Ahtahkakoop Cree Nation concludes historic land deal with federal and provincial governments
Deal brings Cree Nation $43.3M and more than 40,500 acres of land in compensation
The Ahtahkakoop Cree Nation was shorted land by the federal government in 1878 but that historical wrong has been rectified.
When the Ahtahkakoop Cree Nation signed Treaty 6 in 1876 it was promised one square mile (640 acres) per family of five or 128 acres of land per person.
A federal order in council set 42,988.8 acres of land aside as a reserve for the Cree Nation — enough for 336 people. But there were actually 368 members eligible for land, leaving the community short 4,115.2 acres.

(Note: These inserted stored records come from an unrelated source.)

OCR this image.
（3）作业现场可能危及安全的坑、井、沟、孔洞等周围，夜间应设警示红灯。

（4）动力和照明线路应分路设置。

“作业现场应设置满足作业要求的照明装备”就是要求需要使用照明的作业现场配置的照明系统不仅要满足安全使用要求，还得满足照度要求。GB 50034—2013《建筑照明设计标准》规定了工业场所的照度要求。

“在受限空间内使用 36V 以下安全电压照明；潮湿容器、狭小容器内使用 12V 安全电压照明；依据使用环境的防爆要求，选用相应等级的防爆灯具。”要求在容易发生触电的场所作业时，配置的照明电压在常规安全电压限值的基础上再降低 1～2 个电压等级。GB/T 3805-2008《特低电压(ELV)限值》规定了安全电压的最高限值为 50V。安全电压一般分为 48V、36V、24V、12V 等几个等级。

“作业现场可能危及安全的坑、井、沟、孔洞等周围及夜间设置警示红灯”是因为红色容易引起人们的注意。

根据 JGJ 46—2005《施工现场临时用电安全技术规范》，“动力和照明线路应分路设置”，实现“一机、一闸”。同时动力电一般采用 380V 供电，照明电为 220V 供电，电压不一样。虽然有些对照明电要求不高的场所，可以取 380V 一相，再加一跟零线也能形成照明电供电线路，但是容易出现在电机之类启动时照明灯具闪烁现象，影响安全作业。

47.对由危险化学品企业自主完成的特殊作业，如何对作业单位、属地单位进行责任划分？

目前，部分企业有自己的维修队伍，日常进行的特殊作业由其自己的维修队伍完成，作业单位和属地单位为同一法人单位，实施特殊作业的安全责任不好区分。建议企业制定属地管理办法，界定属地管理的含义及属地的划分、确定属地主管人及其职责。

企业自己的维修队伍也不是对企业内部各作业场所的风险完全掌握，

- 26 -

Ahtahkakoop Cree Nation, located approximately 160 kilometres north of Saskatoon, submitted the treaty land entitlement claim in July 2001 and it was accepted for negotiations in May 2010, according to a government release.

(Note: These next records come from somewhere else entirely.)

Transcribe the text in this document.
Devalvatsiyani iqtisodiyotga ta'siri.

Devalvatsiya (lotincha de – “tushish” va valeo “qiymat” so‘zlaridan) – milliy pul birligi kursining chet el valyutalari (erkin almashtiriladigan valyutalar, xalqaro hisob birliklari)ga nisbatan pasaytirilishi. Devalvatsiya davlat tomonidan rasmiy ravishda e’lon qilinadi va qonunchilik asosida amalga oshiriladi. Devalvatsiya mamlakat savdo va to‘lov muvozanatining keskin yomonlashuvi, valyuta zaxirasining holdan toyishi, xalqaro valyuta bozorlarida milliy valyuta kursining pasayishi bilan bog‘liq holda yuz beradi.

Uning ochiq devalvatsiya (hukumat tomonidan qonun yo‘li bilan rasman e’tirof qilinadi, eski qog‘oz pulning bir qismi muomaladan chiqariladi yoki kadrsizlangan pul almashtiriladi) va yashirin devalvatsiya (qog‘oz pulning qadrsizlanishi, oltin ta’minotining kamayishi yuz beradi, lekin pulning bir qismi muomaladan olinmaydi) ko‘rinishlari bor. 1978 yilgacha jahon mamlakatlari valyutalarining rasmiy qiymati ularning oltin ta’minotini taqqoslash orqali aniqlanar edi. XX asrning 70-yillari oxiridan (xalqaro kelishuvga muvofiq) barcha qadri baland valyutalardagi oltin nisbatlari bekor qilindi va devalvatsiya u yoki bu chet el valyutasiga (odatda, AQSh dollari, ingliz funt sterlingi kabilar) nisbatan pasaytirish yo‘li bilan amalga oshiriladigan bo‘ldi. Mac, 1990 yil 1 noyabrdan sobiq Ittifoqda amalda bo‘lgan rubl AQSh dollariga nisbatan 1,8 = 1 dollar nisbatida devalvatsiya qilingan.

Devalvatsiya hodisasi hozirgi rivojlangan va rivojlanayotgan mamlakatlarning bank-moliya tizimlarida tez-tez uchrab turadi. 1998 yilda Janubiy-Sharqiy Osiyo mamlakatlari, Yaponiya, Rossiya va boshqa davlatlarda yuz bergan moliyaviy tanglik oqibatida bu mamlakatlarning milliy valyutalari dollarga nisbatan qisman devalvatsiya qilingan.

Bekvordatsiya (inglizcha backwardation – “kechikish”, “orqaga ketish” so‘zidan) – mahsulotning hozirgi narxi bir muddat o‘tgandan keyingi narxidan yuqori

On Wednesday the Cree Nation, federal Crown-Indigenous Relations Minister Marc Miller and Don McMorris, the provincial government's minister responsible for First Nations, Metis and northern affairs announced they had reached an agreement to compensate the community for the shortfall.

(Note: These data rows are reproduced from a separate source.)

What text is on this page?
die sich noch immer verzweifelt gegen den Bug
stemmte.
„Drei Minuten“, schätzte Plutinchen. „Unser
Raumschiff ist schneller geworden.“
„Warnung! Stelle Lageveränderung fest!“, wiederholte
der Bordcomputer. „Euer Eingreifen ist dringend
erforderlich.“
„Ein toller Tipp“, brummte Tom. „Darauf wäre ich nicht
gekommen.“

The deal was achieved through the Treaty Land Entitlement process, which was established to remedy historical allegations of inadequate reserve land allocations.
"Thinking of our future generations, this settlement will provide for hunting and trapping lands, cultural and ceremonial lands, as well as additional lands for our members to benefit from," Ahtahkakoop Chief Larry Ahenekew said in a prepared statement.
The Cree Nation will receive $43.3 million, provided by both the federal government and provincial government.
The Cree Nation also has the option to acquire up to 40,659 acres of land to add to its existing reserve lands.
The province and the federal government are to set aside $6.7 million dollars of compensation to rural municipalities and school divisions once taxable land becomes reserve land.
Though he didn't specify when, Ahenekew said the settlement will assist band members and provide economic development opportunities, while creating employment on Ahtahkakoop-owned lands.
McMorris said the province was pleased to reach an agreement with Ahtahkakoop, which he said demonstrates the province's commitment to reconciliation.
"[It] provides for Ahtahkakoop Cree Nation with opportunities to invest inland, economic development and community enhancement," McMorris said.
"These projects will benefit not only Ahtahkakoop Cree Nation, but all of Saskatchewan."
A government of Canada information sheet distributed with Wednesday's announcement said Ahtahkakoop members voted 97 per cent in favour of agreeing to the settlement in October, 2021.
The province executed the settlement agreement in January and the federal government reached agreement last month.